365 Top Ten Lists. This is my project for 2010.

Monday, March 15, 2010

Ten Things List-Making Teaches You.

1. If you actually do things it is much easier to make lists. Sitting on the couch generates diddly-squat.
2. Sometimes things seem to come in tens, but when you go to write them down, there are far fewer than you thought. Ten is sometimes a hard place to get to.
3. You can get too close to things to see them. It is not seeing the forest for the trees. There are lots of simple things to make a list about—no need to complicate life too much, as usual.
4. Patterns. I have a pattern of being sarcastic. I have a pattern of absurdity. I have a pattern of book and word related focuses. I have a pattern liking gimmicks. Like I said right at the beginning, this is a way to see who a person is: a person is a series of patterns.
5. That maintaining a blog is a time-intensive activity. It takes forever, but you can find ‘forever’ when you need it.

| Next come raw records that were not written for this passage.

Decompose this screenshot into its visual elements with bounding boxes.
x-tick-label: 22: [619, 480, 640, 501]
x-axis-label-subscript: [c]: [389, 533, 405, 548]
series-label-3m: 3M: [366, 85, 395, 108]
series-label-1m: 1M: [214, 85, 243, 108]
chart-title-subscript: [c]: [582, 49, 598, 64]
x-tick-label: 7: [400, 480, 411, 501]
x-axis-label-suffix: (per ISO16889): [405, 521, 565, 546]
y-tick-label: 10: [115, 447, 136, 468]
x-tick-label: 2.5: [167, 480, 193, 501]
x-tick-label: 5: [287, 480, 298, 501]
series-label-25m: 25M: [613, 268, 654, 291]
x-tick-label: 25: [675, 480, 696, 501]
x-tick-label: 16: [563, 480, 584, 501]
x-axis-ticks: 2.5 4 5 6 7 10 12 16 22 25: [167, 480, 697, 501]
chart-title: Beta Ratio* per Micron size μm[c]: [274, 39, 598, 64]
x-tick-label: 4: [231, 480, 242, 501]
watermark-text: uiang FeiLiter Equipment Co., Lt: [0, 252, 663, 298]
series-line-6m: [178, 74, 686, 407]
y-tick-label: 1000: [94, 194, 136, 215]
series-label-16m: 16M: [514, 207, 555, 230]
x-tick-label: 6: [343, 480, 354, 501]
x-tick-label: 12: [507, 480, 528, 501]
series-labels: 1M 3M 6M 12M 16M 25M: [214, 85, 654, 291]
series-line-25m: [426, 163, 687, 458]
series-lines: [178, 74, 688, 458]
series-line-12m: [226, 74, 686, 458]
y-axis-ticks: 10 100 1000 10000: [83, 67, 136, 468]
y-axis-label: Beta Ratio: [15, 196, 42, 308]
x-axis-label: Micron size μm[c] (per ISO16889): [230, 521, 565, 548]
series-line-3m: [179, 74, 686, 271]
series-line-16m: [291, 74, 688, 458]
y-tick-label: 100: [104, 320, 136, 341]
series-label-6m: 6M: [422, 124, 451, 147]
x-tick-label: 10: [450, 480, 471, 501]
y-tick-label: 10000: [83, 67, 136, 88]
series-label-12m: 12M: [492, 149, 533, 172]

6. Everybody loves a list. Well, maybe not everybody. Here is a list of people who don’t love a list. Only kidding. I posit that it is because we like that squared-in structure, that limit we can reach and complete. Coming up with ten things is a puzzle we can solve, a little mini pat on the back everyday. Who wouldn’t like a list?
7. A year whizzes by. Three hundred and sixty five counted up one list at a time actually happens quite quickly—especially when you're running behind and everything comes up as 'Under Construction'.

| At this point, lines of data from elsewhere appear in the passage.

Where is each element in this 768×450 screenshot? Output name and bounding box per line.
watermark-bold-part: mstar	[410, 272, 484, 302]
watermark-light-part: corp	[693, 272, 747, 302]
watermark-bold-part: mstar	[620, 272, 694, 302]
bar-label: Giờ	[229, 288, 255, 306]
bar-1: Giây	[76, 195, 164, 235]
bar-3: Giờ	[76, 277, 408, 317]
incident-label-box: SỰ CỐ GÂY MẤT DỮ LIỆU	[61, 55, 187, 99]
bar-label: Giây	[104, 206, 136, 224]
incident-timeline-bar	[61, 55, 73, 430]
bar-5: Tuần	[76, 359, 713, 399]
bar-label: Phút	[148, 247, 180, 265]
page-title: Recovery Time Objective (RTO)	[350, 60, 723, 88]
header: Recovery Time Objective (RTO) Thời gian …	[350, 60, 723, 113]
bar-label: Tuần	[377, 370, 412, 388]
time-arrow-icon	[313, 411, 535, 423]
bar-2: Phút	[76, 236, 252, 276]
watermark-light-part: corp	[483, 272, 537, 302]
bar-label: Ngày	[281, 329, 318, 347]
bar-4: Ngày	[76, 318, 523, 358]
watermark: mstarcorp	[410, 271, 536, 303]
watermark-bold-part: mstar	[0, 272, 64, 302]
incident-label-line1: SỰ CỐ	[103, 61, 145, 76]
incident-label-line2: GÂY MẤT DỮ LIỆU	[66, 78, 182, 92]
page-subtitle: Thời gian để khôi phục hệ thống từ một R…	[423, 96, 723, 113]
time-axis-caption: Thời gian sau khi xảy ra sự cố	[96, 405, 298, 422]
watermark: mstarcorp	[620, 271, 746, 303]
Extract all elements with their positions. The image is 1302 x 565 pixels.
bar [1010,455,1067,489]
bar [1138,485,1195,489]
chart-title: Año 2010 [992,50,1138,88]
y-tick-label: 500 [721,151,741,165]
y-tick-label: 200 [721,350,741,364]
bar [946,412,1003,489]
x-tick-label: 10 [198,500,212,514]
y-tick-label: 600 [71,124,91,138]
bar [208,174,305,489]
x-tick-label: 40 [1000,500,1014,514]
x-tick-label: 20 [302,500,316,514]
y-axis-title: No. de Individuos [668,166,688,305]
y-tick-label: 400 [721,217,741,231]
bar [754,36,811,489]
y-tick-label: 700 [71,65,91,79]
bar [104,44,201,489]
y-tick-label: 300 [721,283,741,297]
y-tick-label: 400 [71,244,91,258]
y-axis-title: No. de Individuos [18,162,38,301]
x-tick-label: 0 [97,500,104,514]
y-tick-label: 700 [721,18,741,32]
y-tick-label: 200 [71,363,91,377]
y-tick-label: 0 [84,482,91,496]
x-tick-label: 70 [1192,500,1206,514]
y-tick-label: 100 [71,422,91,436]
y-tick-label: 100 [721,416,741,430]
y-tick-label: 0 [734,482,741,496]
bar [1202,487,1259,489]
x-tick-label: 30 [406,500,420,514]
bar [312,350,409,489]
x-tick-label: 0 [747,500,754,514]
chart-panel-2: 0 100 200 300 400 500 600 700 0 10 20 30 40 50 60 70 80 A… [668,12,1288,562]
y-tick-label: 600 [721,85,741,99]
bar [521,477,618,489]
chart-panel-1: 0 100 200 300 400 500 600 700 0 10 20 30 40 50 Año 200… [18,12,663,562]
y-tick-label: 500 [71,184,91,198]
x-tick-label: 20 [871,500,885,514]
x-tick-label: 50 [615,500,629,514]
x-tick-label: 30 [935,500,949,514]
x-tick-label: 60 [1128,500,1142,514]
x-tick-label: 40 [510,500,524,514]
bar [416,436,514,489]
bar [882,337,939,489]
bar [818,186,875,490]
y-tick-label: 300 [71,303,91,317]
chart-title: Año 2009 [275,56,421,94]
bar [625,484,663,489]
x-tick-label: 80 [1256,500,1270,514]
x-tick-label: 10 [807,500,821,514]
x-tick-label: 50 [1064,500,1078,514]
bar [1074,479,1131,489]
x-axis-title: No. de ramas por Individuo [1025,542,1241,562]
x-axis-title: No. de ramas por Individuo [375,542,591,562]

8. List making teaches you to look for the minutia in life, to look at detail, to be be observant, and to do it everyday. I think my brain is getting exercise, I think it may have a little muscle showing—oh, no, that's my arm.

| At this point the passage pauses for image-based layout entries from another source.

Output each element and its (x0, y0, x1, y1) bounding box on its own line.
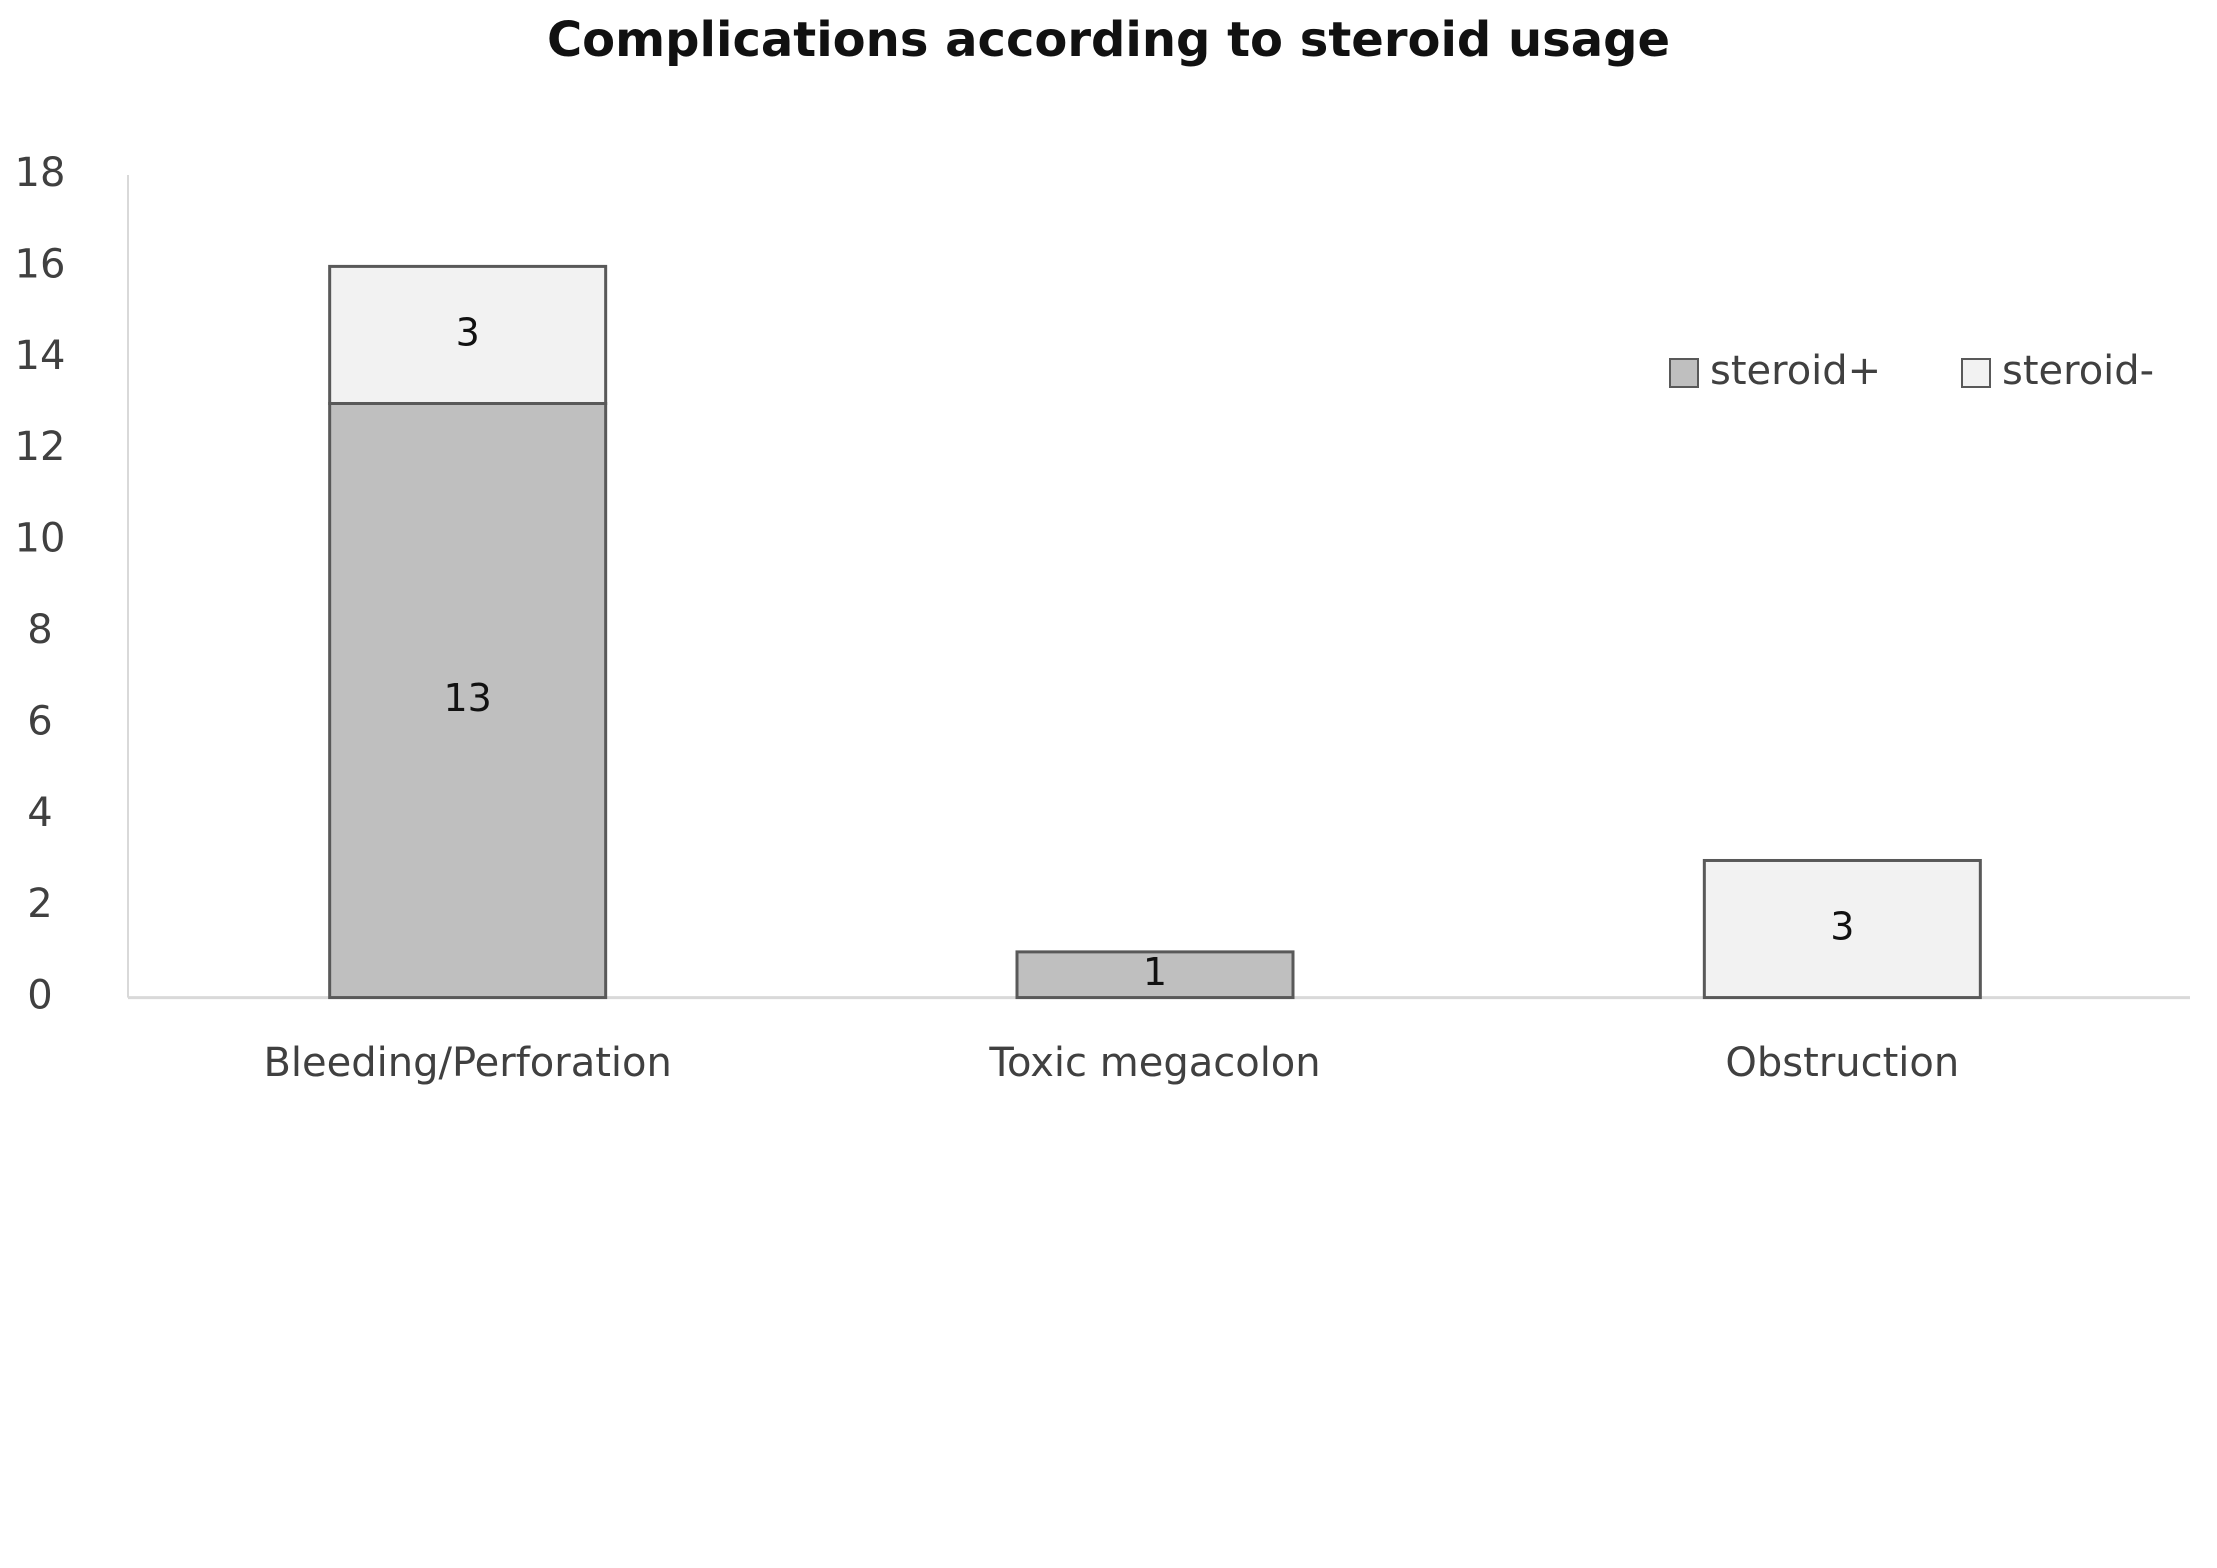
data-label-steroid+-0: 13 (443, 676, 491, 720)
bar-steroid--0 (328, 264, 608, 405)
legend-label-steroid-: steroid- (2002, 348, 2154, 394)
y-tick-label-7: 14 (15, 333, 66, 379)
x-tick-label-1: Toxic megacolon (988, 1040, 1320, 1086)
bar-steroid--2 (1702, 858, 1982, 1000)
y-tick-label-9: 18 (15, 150, 66, 196)
x-tick-label-0: Bleeding/Perforation (263, 1040, 671, 1086)
y-tick-label-5: 10 (15, 516, 66, 562)
y-tick-label-0: 0 (27, 973, 52, 1019)
x-tick-label-2: Obstruction (1725, 1040, 1959, 1086)
data-label-steroid--0: 3 (456, 310, 480, 354)
y-tick-label-8: 16 (15, 241, 66, 287)
data-label-steroid--2: 3 (1830, 905, 1854, 949)
bar-steroid+-1 (1015, 950, 1295, 1000)
y-tick-label-2: 4 (27, 790, 52, 836)
bar-steroid+-0 (328, 401, 608, 1000)
legend-label-steroid+: steroid+ (1710, 348, 1881, 394)
data-label-steroid+-1: 1 (1143, 950, 1167, 994)
y-tick-label-1: 2 (27, 881, 52, 927)
y-tick-label-6: 12 (15, 424, 66, 470)
y-tick-label-3: 6 (27, 698, 52, 744)
y-tick-label-4: 8 (27, 607, 52, 653)
legend-swatch-steroid+ (1669, 358, 1699, 388)
chart-plot: 0 2 4 6 8 10 12 14 16 18 13 3 Bleeding/Perforation 1 T… (15, 150, 2190, 1086)
chart: Complications according to steroid usage… (15, 12, 2190, 1086)
legend-swatch-steroid- (1961, 358, 1991, 388)
chart-title: Complications according to steroid usage (546, 12, 1671, 68)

9. How absurd the world is. That's it, just that—it's absurd, no question, no point expanding. That would be absurd.
10. Lists tell stories. And three hundres and sixty-five lists make a novel. Unfortunately, it's like a bad travel novel—egotistical and self-indulgent. I possibly wouldn't recommend anyone read it. Maybe have it as one of those books you read in the toilet if you aren't doing Sudoku.